マラソンにおける「みんなで一緒に」は、大抵、スタート地点でしか成立しない。

そして、号砲が鳴った。

横須賀シーサイドマラソンは、東京マラソンとはまったく違う顔をしていた。

高層ビルの合間を縫うのではなく、海沿いをずっと走る。

潮の匂いがして、右手にはずっと青が続いている。

沿道では、地元の人たちが自由な感じで応援している。

太鼓を叩いている人もいれば、犬を抱っこして手を振っている人もいる。

給水ポイントでは、水やスポーツドリンクを配るボランティアの声が元気に飛んでくる。

走りながら、素直に思った。

これは、楽しい大会だ。

楽しい大会、だったのだが。

30分もしないうちに、異変が起きた。

前を走っていたはずの男子2人の背中が、どんどん小さくなっていく。

横にいたはずの女子の背中も、気づけば見えなくなっている。

置いていかれている。

経験者であるはずの、私が。

「一緒にゴールしよう」という言葉は、開始30分で静かに解散していた。

やっぱりな、と思った。

思ったが、それはそれとして、地味に寂しい。

海はきれいだった。

潮風も気持ちよかった。

だが、その景色を、私はほぼ一人で堪能することになった。

ひとりで黙々と走っていると、頭の中で、勝手に実況が始まった。

「はい、経験者のはずのゴリねえ選手、後方に沈んでいきます。周りは初心者ばかりのはずなのですが、なぜでしょうか」

少し間を置いて、もう一人の自分が答える。

「解説の私にもわかりません。経験というのは、こういうとき、あまり役に立たないようです」

自分で自分に実況され、自分で自分に解説される。

傍から見れば、なかなか惨めな絵面だ。

だが、笑えてくるので、これはこれで悪くない時間の潰し方だった。

たまに、追い抜いていく見知らぬランナーが、

「頑張ってー」

と声をかけてくれる。

一年前の東京マラソンと、まったく同じ現象が起きていた。

私は、応援される専門家になりつつあった。

そうして、経験者としての面目もなにもなく、私は同僚たちよりだいぶ遅れてゴールした。

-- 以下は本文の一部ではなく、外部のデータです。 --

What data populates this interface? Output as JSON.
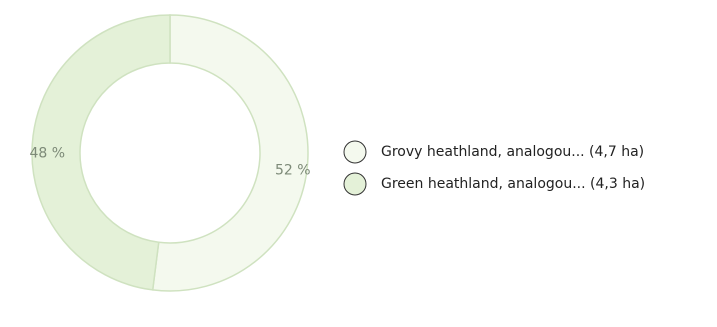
{
  "chart_data": {
    "type": "donut",
    "labels": [
      "Grovy heathland, analogou... (4,7 ha)",
      "Green heathland, analogou... (4,3 ha)"
    ],
    "values": [
      52,
      48
    ],
    "value_labels": [
      "52 %",
      "48 %"
    ],
    "colors": [
      "#f4f9ee",
      "#e4f1d8"
    ],
    "legend": "right"
  }
}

ゴールゲートをくぐると、先にゴールしていた3人が、拍手で迎えてくれた。

どうやら、それなりに待っていてくれたらしい。

そして、女子の同僚が紙コップを差し出してきた。

「はい、ミルクティー」

ミルクティー。

こんなに死にかけているのに、ミルクティー。

正直、最初は、

「今それ?」

と思った。

スポーツドリンクでも、水でもなく、ミルクティー。

だが、疑いながらも一口飲んだ瞬間、体が「うそでしょ」と震えた。

甘くて、まろやかで、変な生き返り方をした。

21キロ走った体に、ミルクティーがこんなに効くとは、誰も教えてくれなかった。

「なにこれ、おいしい……」

思わず、二口目、三口目と、あっという間に飲み干していた。

疲労も、置いていかれた地味な寂しさも、ミルクティーと一緒にどこかへ流れていった。

結局、全部よかったな、と思った。

戦績。

ハーフマラソン完走。

同僚3人に敗北。

ミルクティー1杯で、全部帳消し。

次のマラソンでも、

「一緒にゴールしよう」

と言われたら、たぶんまた笑顔でうなずくと思う。

そして、たぶんまた置いていかれる。